Przygotowania do nich rozpoczęłam jak mi się zdawało
odpowiednio wcześnie, tzn. jakiś tydzień przed uroczystością, w sobotę 5
grudnia, co oczywiście okazało się zdecydowanie za późno…:) Na szczęście balony
i butla z helem, które zamówiłam niewystarczająco wcześnie dotarły już w
poniedziałek i przynajmniej co do dekoracji byłam spokojna. Trudniej było
zorganizować się z pieczeniem bo przecież nie można upiec tortu na kilka dni
przed przyjęciem :P W środę zrobiłam duże zakupy, listę miałam już gotową od
kilku dni. Od czwartku w każdej chwili ogarniałam chałupę, żeby nie robić tego
w ostatniej chwili. Mimo napiętego harmonogramu postanowiłam nie odpuścić
treningów, także wtorek, środa i czwartek wieczór poza domem. Pieczenie
zaczęłam już w czwartek. W piątek na szczęście mój wspaniałomyślny synek zasnął
przed południem na 4 h i dzięki temu udało
mi się dokończyć porządki, upiec biszkopty do tortu i dokończyć girlandę na
tenże tort. Wszystko wydawało się iść super, w piątek po południu miałam
załatwioną do synka teściową, więc byłam
spokojna, że z pieczeniem na luzie się wyrobię. Szybko jednak okrutna rzeczywistość zweryfikowała moje plany
bo całe to pieczenie zajęło mi trochę więcej czasu niż się spodziewałam. Stałam przy
garach lub raczej blachach i mikserze do późna i byłam padnięta, a jakże
zakwaszone nogi wchodziły mi po prostu w dupę. Ostatkiem sił udało mi się jeszcze wypełnić balony helem i dokończyć dekorowanie pokoju bo chciałam, żeby Kuba już z samego
rana miał radochę. W sobotę mój ranny ptaszek obudził mnie o 4 i czułam się już
naprawdę zmęczona, powoli wszystko zaczęło iść nie tak jak trzeba i w
rezultacie nie ogarnęłam wszystkiego tak jak chciałam. Całe szczęście, że Pan
domu zajął się przygotowaniem dań nie na słodko, chwała mu za to! Kiedy przyjechali goście stół był jeszcze nie nakryty, ja biegałam po domu coś
tam kończąc, przystrajając tort, przebierając Kubę w strój galowy ;) Okazało
się, o czym wcześniej nie pomyślałam, że nie mamy zastawy na 12 osób i na stole znalazły się chyba 3 różne, kompletnie do siebie nie pasujące, o szampanie zapomniałam,
chłodzi się do tej pory w lodówce. Kubuś przez pierwszą godzinę uroczystości głównie
płakał bo był w szoku, że w domu tyle osób. Reszta to spontan i improwizacja. Mimo
wszystko przyjęcie uważam za bardzo udane. Udało mi się nawet zrobić dla
Was kilka fotek. Tort wyszedł baaardzo dobry, babeczki i cake popsy też.

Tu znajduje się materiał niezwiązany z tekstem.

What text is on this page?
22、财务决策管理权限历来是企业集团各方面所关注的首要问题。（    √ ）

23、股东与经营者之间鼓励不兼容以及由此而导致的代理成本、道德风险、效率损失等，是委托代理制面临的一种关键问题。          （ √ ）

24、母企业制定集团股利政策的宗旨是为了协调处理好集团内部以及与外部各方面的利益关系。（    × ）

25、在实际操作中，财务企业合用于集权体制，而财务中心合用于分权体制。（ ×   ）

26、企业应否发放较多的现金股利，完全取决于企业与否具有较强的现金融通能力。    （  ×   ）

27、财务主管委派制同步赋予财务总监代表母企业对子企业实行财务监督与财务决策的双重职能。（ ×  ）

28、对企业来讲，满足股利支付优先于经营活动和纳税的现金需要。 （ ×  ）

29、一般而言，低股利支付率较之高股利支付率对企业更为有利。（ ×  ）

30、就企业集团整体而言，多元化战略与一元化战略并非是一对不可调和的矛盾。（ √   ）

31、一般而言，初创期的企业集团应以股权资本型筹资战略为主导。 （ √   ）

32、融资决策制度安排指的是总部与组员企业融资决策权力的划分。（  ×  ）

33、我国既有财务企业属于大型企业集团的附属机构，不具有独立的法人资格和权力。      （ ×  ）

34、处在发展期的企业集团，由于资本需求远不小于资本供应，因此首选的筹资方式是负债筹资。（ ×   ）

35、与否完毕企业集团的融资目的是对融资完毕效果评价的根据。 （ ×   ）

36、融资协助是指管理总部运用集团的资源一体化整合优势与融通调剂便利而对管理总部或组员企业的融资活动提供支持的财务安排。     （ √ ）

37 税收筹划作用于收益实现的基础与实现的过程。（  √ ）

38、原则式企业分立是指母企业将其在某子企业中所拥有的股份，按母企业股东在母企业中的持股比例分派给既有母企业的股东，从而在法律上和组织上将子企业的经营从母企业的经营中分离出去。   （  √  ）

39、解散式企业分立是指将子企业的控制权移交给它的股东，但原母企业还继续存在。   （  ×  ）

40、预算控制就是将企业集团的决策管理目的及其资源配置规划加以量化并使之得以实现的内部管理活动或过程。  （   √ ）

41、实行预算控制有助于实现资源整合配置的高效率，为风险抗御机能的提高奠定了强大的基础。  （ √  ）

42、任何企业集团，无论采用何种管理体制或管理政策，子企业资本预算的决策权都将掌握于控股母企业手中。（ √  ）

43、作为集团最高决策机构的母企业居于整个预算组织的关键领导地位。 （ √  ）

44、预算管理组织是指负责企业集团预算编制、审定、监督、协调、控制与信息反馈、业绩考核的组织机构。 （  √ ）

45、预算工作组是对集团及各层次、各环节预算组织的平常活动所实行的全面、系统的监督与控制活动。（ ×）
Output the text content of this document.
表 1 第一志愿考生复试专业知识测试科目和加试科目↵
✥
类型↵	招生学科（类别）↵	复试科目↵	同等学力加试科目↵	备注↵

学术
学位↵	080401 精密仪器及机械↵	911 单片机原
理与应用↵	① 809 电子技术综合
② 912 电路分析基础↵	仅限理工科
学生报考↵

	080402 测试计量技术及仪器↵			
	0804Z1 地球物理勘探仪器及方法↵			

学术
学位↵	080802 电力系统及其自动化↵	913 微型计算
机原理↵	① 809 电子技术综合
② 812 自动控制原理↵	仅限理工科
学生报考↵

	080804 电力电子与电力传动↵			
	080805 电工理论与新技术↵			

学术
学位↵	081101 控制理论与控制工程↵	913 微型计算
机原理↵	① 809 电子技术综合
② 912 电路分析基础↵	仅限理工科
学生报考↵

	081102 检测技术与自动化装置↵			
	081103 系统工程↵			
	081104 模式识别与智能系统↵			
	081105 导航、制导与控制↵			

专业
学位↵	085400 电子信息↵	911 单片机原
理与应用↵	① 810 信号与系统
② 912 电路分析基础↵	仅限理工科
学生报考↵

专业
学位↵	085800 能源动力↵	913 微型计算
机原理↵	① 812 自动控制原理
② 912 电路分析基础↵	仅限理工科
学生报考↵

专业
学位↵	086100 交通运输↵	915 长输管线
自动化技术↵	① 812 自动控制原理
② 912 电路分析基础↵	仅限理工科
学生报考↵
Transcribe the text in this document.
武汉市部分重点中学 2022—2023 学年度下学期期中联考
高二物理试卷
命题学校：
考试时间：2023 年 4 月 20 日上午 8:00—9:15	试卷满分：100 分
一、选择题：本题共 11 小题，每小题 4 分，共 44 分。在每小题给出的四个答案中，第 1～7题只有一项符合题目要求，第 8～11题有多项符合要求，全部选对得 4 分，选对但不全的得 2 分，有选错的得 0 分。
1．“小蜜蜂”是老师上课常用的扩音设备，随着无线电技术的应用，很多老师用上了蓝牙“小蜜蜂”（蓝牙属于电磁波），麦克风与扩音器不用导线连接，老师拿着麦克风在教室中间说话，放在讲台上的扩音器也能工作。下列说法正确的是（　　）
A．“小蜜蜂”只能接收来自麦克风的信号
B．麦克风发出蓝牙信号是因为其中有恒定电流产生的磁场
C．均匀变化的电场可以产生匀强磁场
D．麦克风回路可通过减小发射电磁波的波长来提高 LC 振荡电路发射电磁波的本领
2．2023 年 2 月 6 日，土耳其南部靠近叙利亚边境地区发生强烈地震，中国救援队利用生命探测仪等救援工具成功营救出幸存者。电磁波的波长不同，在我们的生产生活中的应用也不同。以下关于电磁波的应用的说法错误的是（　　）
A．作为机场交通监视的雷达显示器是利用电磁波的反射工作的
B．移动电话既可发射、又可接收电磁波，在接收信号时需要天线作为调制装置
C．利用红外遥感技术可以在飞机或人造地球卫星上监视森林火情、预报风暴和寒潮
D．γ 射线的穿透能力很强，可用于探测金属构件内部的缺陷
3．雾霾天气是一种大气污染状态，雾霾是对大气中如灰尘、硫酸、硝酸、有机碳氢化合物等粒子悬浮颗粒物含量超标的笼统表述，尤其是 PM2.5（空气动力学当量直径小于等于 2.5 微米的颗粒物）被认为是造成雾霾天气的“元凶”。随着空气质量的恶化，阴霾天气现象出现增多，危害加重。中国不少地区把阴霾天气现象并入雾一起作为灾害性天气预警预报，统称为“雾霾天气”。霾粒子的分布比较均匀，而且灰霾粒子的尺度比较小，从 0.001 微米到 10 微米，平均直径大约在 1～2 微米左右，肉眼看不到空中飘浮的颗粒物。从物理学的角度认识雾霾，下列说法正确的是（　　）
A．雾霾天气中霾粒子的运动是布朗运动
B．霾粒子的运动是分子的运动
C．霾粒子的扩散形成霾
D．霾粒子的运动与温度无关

Usłyszałam nawet, że powinnam otworzyć cukiernię, także moje ego zostało cudownie
połechtane ;) Zaraz podzielę się z Wami przepisami. Kiedy goście się rozjechali
byłam padnięta i marzyłam tylko o ciepłym miłym łóżku, ale czekało mnie jeszcze
wyjście z okazji urodzin Pana Domu tym razem bo Pan Domu nie miał się kiedy urodzić,
tylko jeden dzień przed urodzinami Kuby (żart :P) i nie uważam tego za coś
fajnego, uwierzcie mi. Bardzo ciężko jest ogarnąć dwie balangi urodzinowe i sprawić
by wszyscy byli zadowoleni i nikt nie poczuł się zaniedbany. Wyjście okazało
się co prawda super, ale do dziś się jeszcze nie zregenerowałam i już wiem, że
w przyszłym roku będę się jeszcze bardziej organizować chociaż doskonale zdaję
sobie sprawę, że przy mały dziecku nawet najbardziej zorganizowana matka ma
święte prawo nie wyrobić się z tym czy z tamtym z racji nieprzewidywalności dziecięcia, jego humorów i zachcianek :) A na tym nie koniec bo w przyszły weekend kolejna impreza, tym razem dla znajomych :)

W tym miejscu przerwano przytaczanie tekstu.